Her American Airlines flight was canceled and she was stuck at Charlotte Douglas. As a minor, she needed help booking a hotel room.
She claimed that Oliver Webb, an employee with Prospect Air, a contract company for American Airlines that assists unaccompanied minors, exposed himself to her in a room inside the airport.
Webb was arrested.
When the case went to court in April, Bryant was there, but the 16-year-old girl did not show up. Prosecutors pushed to continue the case in order to give her parents time to return from Florida. The defense argued that the juvenile might never return to Charlotte for a hearing and that Webb's life should not be put on hold.
The judge dismissed the case.
As Webb left the Mecklenburg County Courthouse, Bryant questioned him, but he had no comment.
After repeated requests for comment from Prospect Air, the company finally revealed that Webb is no longer employed there. A Prospect Air spokesperson said the company continues to work with law enforcement and American Airlines to make sure such an incident doesn't happen again.
Oliver Webb is no longer employed by Prospect. Prospect responded swiftly and appropriately to the incident involving Mr. Webb, and has since continued to cooperate with law enforcement and work with American Airlines to prevent similar incidents from occurring in the future.
American Airlines spokesperson Katie Cody told Channel 9 that the airline does have an official program to care for unaccompanied minors. It is an additional service that parents can pay for.
The services are contracted out to Prospect Air.
[CLICK HERE for information on American Airlines unaccompanied minors program]
Cody said that per their guidelines, there are male and female staffers on each shift such that children should be assigned to an escort of their same sex.
She also revealed that the young lady in the January incident was not a part of that program, and simply sought help after becoming stranded in Charlotte.
Cody said that starting at age 15, young people can travel by themselves and are not required to participate in the unaccompanied minor program. However, they can request and participate in the program up to the age of 16 if they choose.
Cody advised that parents use the program for extra protection and that they book departures early in the day. In case of delays or cancelations, that would allow more opportunities for child passengers to catch a later flight.
A young traveler not connected to the January incident told Channel 9 that the unaccompanied minor lanyards that children must wear are very large and conspicuous. She said she felt like it made her a target for pedophiles or others who would seek to do her harm because it broadcast the fact that she was traveling alone.
She had advice for other children flying alone.

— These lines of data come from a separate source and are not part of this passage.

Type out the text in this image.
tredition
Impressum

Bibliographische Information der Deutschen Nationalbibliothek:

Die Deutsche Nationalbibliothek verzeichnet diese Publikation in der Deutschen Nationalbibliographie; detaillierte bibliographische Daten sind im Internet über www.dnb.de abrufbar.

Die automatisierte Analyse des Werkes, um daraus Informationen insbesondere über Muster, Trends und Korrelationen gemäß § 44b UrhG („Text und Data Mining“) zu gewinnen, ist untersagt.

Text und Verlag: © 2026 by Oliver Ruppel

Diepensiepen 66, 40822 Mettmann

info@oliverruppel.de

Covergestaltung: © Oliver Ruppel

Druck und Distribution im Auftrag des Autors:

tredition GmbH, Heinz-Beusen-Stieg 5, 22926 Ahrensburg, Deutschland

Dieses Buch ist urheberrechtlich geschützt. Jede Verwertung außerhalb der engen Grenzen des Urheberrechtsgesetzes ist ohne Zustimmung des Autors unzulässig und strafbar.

"I would say for people who are going to fly, to be smart, have your phone charged," she said. "Maybe fly with a friend if you can because there is safety in numbers. Try to upgrade so you will be watched a lot closer. Speak up if something doesn't feel right, no matter what. If someone next to you is too close, ask to move. It is worth it. They will figure it out. It is important to say something and be heard and that you feel comfortable."
More advice for minors flying alone:
- Parents should try to upgrade their children to a seat in first class if they can afford it. This may allow them to be watched more closely.
- Teach your child to feel empowered to speak up to the flight attendant if something is wrong.
- If you need help, go to someone in uniform. If you cannot find someone in uniform, look for a mom who has young children
Cody also suggested that parents purchase an account with Gogo Inflight, which provides in-flight broadband internet service that allows parents to be able to stay connected and communicate with their child at all times.